Life below the salt line
Posted By QEII National Trust | January 14, 2025
This story was first published in Open Space issue 107 in November 2024. You can read the full issue, as well as previous issues of Open Space, on our website.
Our thanks for the research, contribution and words of Aalbert Rebergen, Dave Craw, Cathy Rufaut, Dhana Pillai, Steve Read, Rob Wardle, landowners Charlie Hore and Belinda Colling and previous landowner John Beattie.
At a distance, the Patearoa inland saline site protected by a QEII covenant looks like many of the other landscapes in Central Otago – dry, rugged hills and wide expanses of light ochre grasslands.
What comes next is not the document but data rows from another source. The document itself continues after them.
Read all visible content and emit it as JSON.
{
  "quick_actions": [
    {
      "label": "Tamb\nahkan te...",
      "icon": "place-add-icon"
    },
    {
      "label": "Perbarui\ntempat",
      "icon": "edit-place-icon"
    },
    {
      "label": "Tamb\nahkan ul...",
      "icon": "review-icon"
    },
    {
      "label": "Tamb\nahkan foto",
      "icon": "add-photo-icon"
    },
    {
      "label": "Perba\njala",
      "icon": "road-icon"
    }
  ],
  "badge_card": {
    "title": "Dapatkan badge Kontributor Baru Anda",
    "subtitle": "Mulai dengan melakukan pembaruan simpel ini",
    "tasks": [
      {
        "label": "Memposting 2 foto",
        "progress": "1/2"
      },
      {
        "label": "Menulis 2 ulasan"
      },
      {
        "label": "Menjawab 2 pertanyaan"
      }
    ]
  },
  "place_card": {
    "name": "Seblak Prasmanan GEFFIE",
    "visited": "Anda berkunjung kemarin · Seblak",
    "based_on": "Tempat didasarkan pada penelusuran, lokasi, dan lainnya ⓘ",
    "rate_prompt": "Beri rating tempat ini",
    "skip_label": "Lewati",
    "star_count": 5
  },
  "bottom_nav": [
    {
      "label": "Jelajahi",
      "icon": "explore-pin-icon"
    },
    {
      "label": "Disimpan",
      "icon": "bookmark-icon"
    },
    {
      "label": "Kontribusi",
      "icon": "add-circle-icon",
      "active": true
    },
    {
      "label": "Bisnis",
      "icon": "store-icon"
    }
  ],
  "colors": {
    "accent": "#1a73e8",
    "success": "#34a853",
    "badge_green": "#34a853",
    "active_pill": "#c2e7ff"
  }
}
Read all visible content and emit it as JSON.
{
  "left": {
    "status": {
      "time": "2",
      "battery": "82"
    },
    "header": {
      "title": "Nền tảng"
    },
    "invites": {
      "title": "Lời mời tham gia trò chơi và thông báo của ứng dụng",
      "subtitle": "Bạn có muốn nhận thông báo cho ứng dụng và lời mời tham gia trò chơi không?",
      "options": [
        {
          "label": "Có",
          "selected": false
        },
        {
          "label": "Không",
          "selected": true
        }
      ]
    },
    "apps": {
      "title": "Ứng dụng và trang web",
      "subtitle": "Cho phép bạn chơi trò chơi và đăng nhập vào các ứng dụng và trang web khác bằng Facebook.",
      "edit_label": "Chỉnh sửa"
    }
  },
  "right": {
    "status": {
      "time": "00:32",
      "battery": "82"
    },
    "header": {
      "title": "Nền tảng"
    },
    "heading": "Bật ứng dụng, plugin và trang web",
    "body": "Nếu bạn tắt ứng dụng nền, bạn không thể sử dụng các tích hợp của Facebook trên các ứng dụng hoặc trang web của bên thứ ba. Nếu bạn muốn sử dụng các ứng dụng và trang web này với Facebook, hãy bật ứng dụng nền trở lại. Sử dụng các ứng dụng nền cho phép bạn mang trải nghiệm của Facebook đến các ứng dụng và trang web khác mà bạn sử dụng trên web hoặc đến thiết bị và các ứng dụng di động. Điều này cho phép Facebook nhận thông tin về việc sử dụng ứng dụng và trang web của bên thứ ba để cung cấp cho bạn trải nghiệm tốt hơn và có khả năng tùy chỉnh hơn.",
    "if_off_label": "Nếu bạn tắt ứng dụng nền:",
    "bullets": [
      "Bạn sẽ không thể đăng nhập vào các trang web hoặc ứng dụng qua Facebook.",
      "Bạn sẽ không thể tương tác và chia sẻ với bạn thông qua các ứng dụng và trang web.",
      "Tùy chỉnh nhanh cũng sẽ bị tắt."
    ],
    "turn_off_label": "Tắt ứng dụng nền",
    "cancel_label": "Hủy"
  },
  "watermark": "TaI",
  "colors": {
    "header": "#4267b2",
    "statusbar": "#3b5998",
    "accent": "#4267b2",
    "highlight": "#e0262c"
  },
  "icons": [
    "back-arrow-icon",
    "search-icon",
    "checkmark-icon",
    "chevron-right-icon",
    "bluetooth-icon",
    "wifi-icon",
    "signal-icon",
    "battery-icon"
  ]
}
But up close, and below the surface, a very unique ecosystem is at play, all dependant on the specific salinity (salt levels) of the ground beneath.
“When people think of environments protected by QEII covenants, they might first think of wetlands and forest remnants,” says Rob Wardle, QEII regional representative for Central Otago. “But the Patearoa covenant is something a little bit different from what usually comes to mind.”
At only 4.5 hectares, the small covenant at Patearoa protects what is called an ‘inland saline’ environment or ‘salt pan’, which is home to some extremely unique flora and fauna.
Jobs for Nature funding via the Department of Conservation has opened up exciting research at the Patearoa as part of QEII’s Eastern South Island Rare and Threatened Species programme, overseen by Aalbert Rebergen. This funding has enabled researchers to survey covenants that have especially rare biodiversity values and paved the way for improving management of the sites.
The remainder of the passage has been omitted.